Cambodian Prime Minister Hun Manet and Thai Prime Minister Anutin Charnvirakul have border issues. Image: X Screengrab

Nations have always had to negotiate shared waters. The sea carries trade and sustains coastal communities. It often hides valuable resources. It can bring neighbors closer together, but when claims overlap, it can also become a source of friction.  

Recent incidents in the Middle East have shown that maritime stability cannot be taken for granted. It directly affects energy supplies, trade routes, food security and investor confidence.

For Cambodia, maritime stability is a pressing concern, and it comes at a sensitive time in Cambodia-Thailand relations because of the dispute along our shared land border. In this context, Thailand’s threat to withdraw from a maritime agreement that maintains dialogue is particularly troubling.

For more than two decades, the 2001 Memorandum of Understanding between Cambodia and Thailand has been the only bilateral framework both governments have relied on to manage overlapping maritime claims linked to potential offshore oil and gas development.  

While the dispute is not resolved, the MOU keeps two connected questions on a peaceful track: how to explore joint development of petroleum resources in the overlapping claims area, and how to negotiate a maritime boundary where delimitation is required.  
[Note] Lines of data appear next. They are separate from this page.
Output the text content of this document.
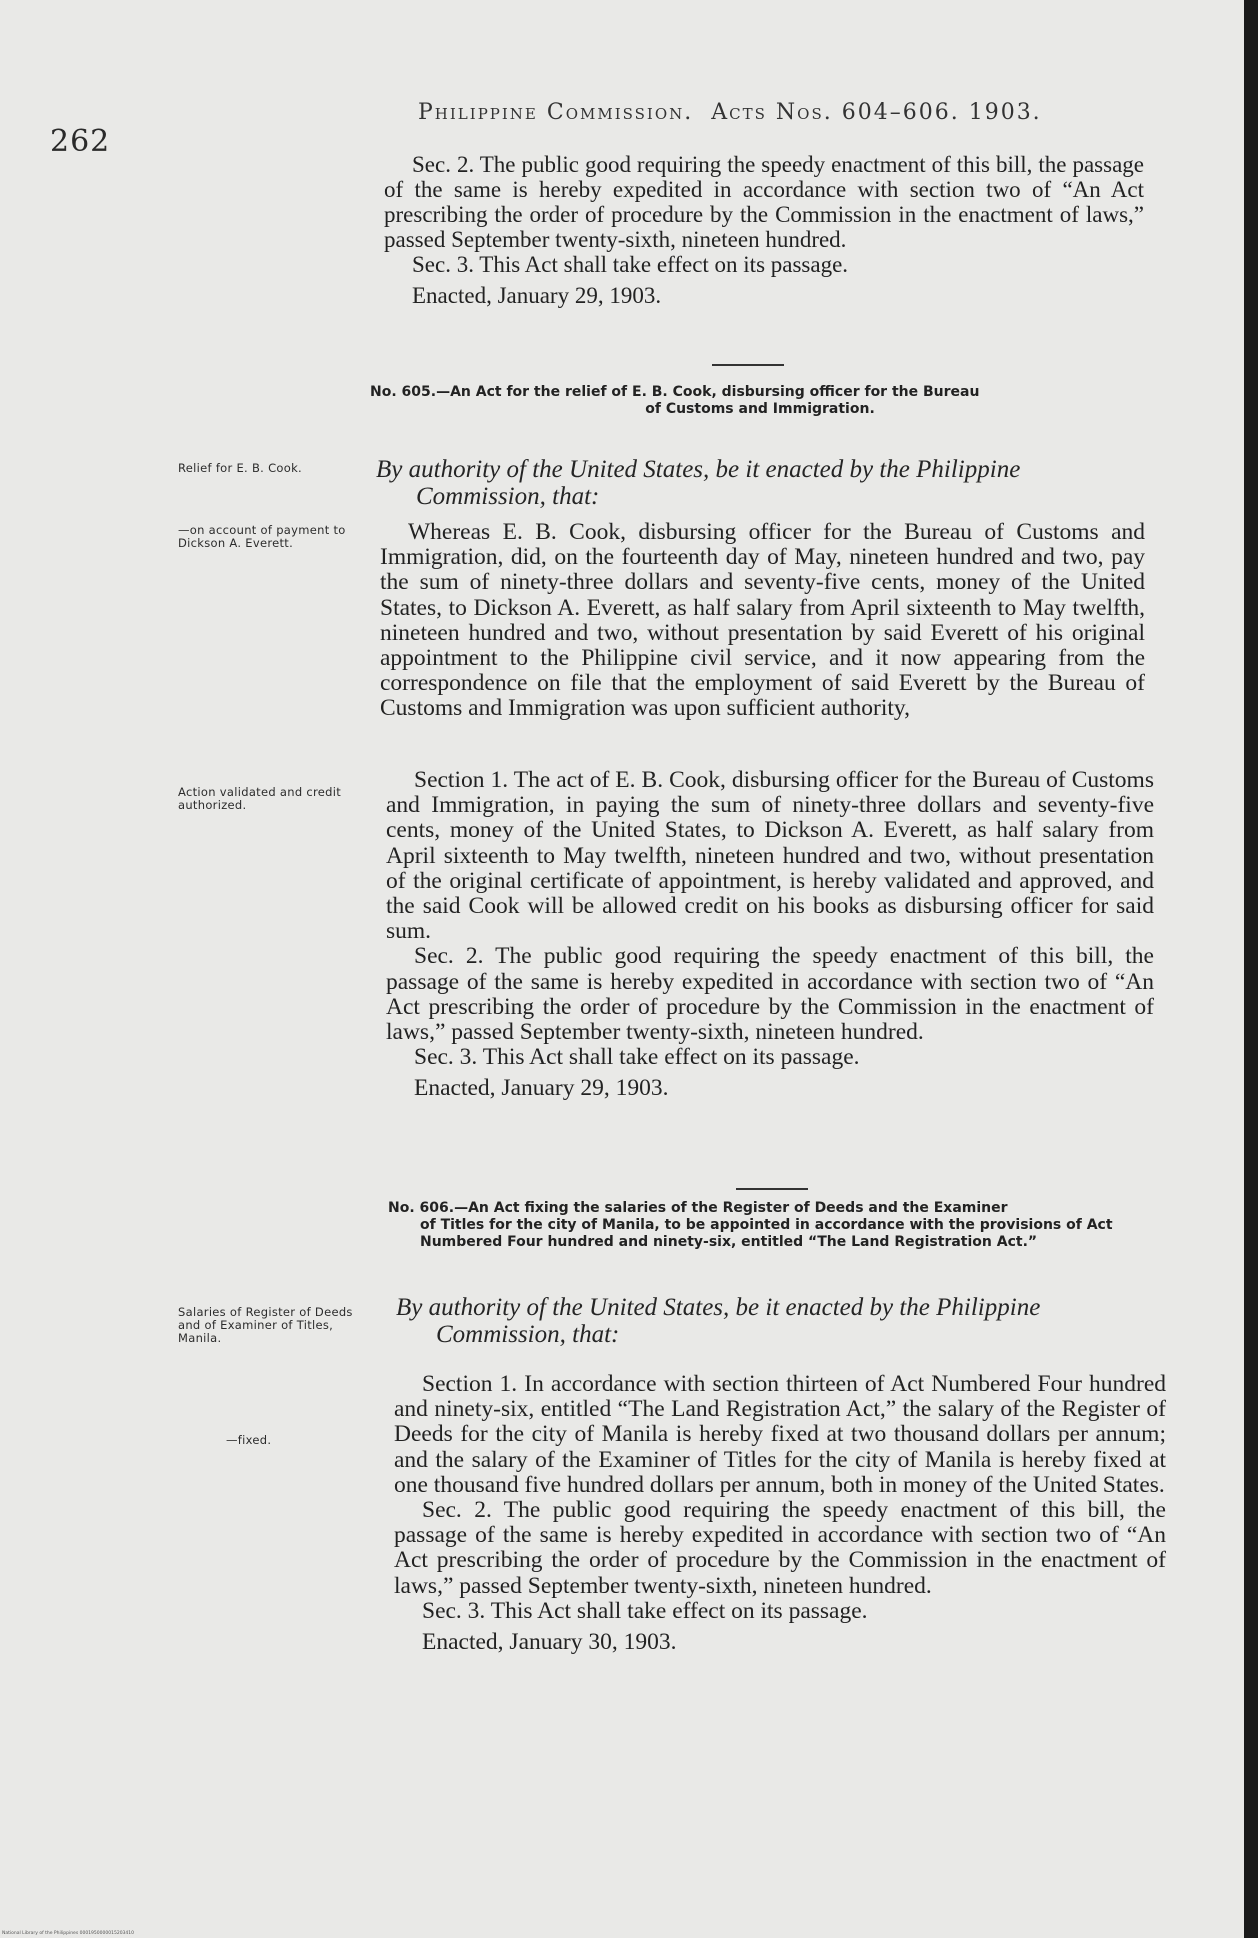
262
Philippine Commission. Acts Nos. 604–606. 1903.

Sec. 2. The public good requiring the speedy enactment of this bill, the passage of the same is hereby expedited in accordance with section two of “An Act prescribing the order of procedure by the Commission in the enactment of laws,” passed September twenty-sixth, nineteen hundred.

Sec. 3. This Act shall take effect on its passage.

Enacted, January 29, 1903.

No. 605.—An Act for the relief of E. B. Cook, disbursing officer for the Bureau
of Customs and Immigration.
Relief for E. B. Cook.	By authority of the United States, be it enacted by the Philippine
Commission, that:
—on account of payment to Dickson A. Everett.	Whereas E. B. Cook, disbursing officer for the Bureau of Customs and Immigration, did, on the fourteenth day of May, nineteen hundred and two, pay the sum of ninety-three dollars and seventy-five cents, money of the United States, to Dickson A. Everett, as half salary from April sixteenth to May twelfth, nineteen hundred and two, without presentation by said Everett of his original appointment to the Philippine civil service, and it now appearing from the correspondence on file that the employment of said Everett by the Bureau of Customs and Immigration was upon sufficient authority,

Action validated and credit authorized.

Section 1. The act of E. B. Cook, disbursing officer for the Bureau of Customs and Immigration, in paying the sum of ninety-three dollars and seventy-five cents, money of the United States, to Dickson A. Everett, as half salary from April sixteenth to May twelfth, nineteen hundred and two, without presentation of the original certificate of appointment, is hereby validated and approved, and the said Cook will be allowed credit on his books as disbursing officer for said sum.

Sec. 2. The public good requiring the speedy enactment of this bill, the passage of the same is hereby expedited in accordance with section two of “An Act prescribing the order of procedure by the Commission in the enactment of laws,” passed September twenty-sixth, nineteen hundred.

Sec. 3. This Act shall take effect on its passage.

Enacted, January 29, 1903.

No. 606.—An Act fixing the salaries of the Register of Deeds and the Examiner
of Titles for the city of Manila, to be appointed in accordance with the provisions of Act Numbered Four hundred and ninety-six, entitled “The Land Registration Act.”
Salaries of Register of Deeds and of Examiner of Titles, Manila.
By authority of the United States, be it enacted by the Philippine
Commission, that:
—fixed.

Section 1. In accordance with section thirteen of Act Numbered Four hundred and ninety-six, entitled “The Land Registration Act,” the salary of the Register of Deeds for the city of Manila is hereby fixed at two thousand dollars per annum; and the salary of the Examiner of Titles for the city of Manila is hereby fixed at one thousand five hundred dollars per annum, both in money of the United States.

Sec. 2. The public good requiring the speedy enactment of this bill, the passage of the same is hereby expedited in accordance with section two of “An Act prescribing the order of procedure by the Commission in the enactment of laws,” passed September twenty-sixth, nineteen hundred.

Sec. 3. This Act shall take effect on its passage.

Enacted, January 30, 1903.

National Library of the Philippines 0001950000015203410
Its value is practical: it allows Cambodia and Thailand to continue talking with a view to reaching an agreement while safeguarding their legal positions. Removing this channel makes dialogue harder and increases the risk of escalation.

This is why Thailand’s recent threat to withdraw from the MoU is significant. It would not resolve the maritime issue. It would make it more difficult to manage by undermining trust at a critical time and heightening the risk of misunderstanding.

This issue extends beyond Cambodia and Thailand. The waters between our countries are part of Southeast Asia’s broader maritime environment. Developments here influence regional confidence, affecting fishing communities, energy companies and investors monitoring Southeast Asia’s stability.

ASEAN has consistently advocated dialogue and peaceful dispute resolution. These principles are most important when they are most difficult to maintain. Cooperation is easy when relations are calm; the real test is during periods of domestic tension or unresolved claims.

Cambodia does not view the 2001 MoU as a concession by either side, nor as a threat to Thailand or Cambodia. It is a means for both countries to protect their interests while maintaining dialogue. Neighbors do not need full agreement to continue discussions.

Cambodia’s position is clear. We will defend our sovereignty responsibly and peacefully. We believe maritime claims should be resolved through dialogue and respect for international law. Agreements intended to prevent escalation should be upheld, not abandoned.

Maritime and border disputes are complex and require time to resolve. This is why countries need established channels for dialogue. Abandoning them does not solve disputes; it makes resolution more difficult.

Southeast Asia requires predictability and respect for agreements. ASEAN is strengthened when its members demonstrate that even challenging disputes can be managed through diplomacy and respect for the law.

Thailand should uphold the 2001 Memorandum of Understanding, resume dialogue, and work with Cambodia to resolve outstanding issues through negotiation and in line with international law.

Peace requires more than words. It relies on frameworks and commitments that prevent disputes from escalating. The 2001 MoU should be strengthened, not discarded.

Neth Pheaktra is the Minister of Information of the Royal Government of Cambodia. A journalist by training, he served as managing editor of the Khmer-language edition of the Phnom Penh Post and as chief of the Public Affairs Section of the Extraordinary Chambers in the Courts of Cambodia (ECCC).  He previously served as Secretary of State at the Ministry of Environment.